I watched as the woman hobbled toward the elevator lobby. Even though she was obviously at least a decade younger than me, she was using a cane, limped heavily and didn’t look like she could straighten up. Her hands were swollen and knobby with some of the fingers turning in strange directions. I held the elevator doors for her and when she asked me to push the button for the fourth floor, I knew she was headed to the same rheumatologist I use. (There aren’t a lot of other doctors on that floor that might apply to her.)
She was a talker and we (or rather she) talked all the way up to the fourth floor, down the hallway and as we walked into the doctor’s office. Sure enough, she was scheduled for her infusion, just as I was. Once we both got checked in, she settled into the infusion chair next to mine (still talking).
Even though my infusion only takes 30 minutes, I found out more about her in that short period of time than I know about some of my friends that I’ve known for decades.
Two significant facts came out of that conversation. The first was that she was diagnosed a year after I was, although her disease state was clearly far more advanced than mine. And although RA affects us all differently, the primary difference was due to the second fact I learned: she had decided she didn’t want to be “on all those drugs” when she was diagnosed. Because of her aversion, she really hadn’t pursued any kind of treatment until she was so disabled by RA that she could no longer work.
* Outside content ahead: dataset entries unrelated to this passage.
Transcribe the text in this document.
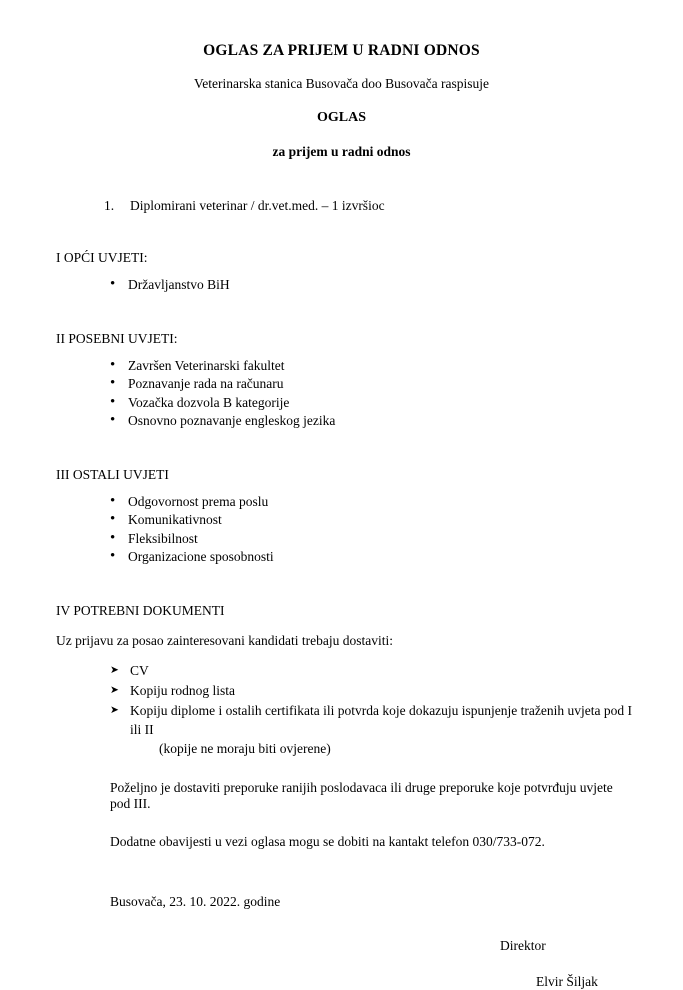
OGLAS ZA PRIJEM U RADNI ODNOS
Veterinarska stanica Busovača doo Busovača raspisuje
OGLAS
za prijem u radni odnos
1. Diplomirani veterinar / dr.vet.med. – 1 izvršioc
I OPĆI UVJETI:
• Državljanstvo BiH
II POSEBNI UVJETI:
• Završen Veterinarski fakultet
• Poznavanje rada na računaru
• Vozačka dozvola B kategorije
• Osnovno poznavanje engleskog jezika
III OSTALI UVJETI
• Odgovornost prema poslu
• Komunikativnost
• Fleksibilnost
• Organizacione sposobnosti
IV POTREBNI DOKUMENTI
Uz prijavu za posao zainteresovani kandidati trebaju dostaviti:
➤ CV
➤ Kopiju rodnog lista
➤ Kopiju diplome i ostalih certifikata ili potvrda koje dokazuju ispunjenje traženih uvjeta pod I ili II
(kopije ne moraju biti ovjerene)
Poželjno je dostaviti preporuke ranijih poslodavaca ili druge preporuke koje potvrđuju uvjete pod III.
Dodatne obavijesti u vezi oglasa mogu se dobiti na kantakt telefon 030/733-072.
Busovača, 23. 10. 2022. godine
Direktor
Elvir Šiljak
She looked at me and said, as sincerely as I’ve ever heard anyone say anything, “I wish I knew then what I know now. The worst thing you can do for RA is nothing.”
This sentiment was recently echoed by a prominent rheumatologist who was on the same speakers’ panel I was. During his remarks he stated that he tells his patients that RA is a serious disease and it takes a serious treatment plan to address it.
I read about a lot of fears from patients about the potential side effects of drugs to treat RA and the fact that these treatments are usually used long-term does nothing to calm those fears. But what I think we need to hear more about is the understanding of the results of NOT treating RA. In addition to all the systemic issues RA can cause such as increased cardiovascular risk, the joint damage can be permanent. Like my new friend in the infusion chair, you can’t just ignore treatment then expect it to “fix” everything that’s gone wrong. RA is not like a rash that, if it doesn’t clear up on its own, you can eventually put some cream on it and everything will be as good as new. There are a number of statistics on the subject, but according to the National Institute of Health, within 2 years of disease onset, approximately 20% of patients are work disabled, and almost half are unable to work after 10 years.1
I’m not trying to tell you what treatment plan is right for you. I am on a biologic and methotrexate – two very powerful drugs. And I’m doing well. I like Western medicine because I like all the science behind it. I like being able to look at the data and the outcomes and the side effects that are discovered during testing. I also like being confident that my rheumatologist has experience with these drugs because she prescribes these same drugs for other patients and knows what those outcomes have been. There are other people that follow a more natural approach and many people that combine pharmaceuticals with a healthy lifestyle and anti-inflammatory diet. I respect anything that works and I think treatment plans should be personalized.
But if you have RA – do something to treat it – and do it with a good rheumatologist. Even if you go the all-natural route, you need to have regular blood tests and imaging to see whether or not the disease is responding to whatever treatment you feel is right for you.
To me, about the only thing worse than having RA is having RA and not treating it.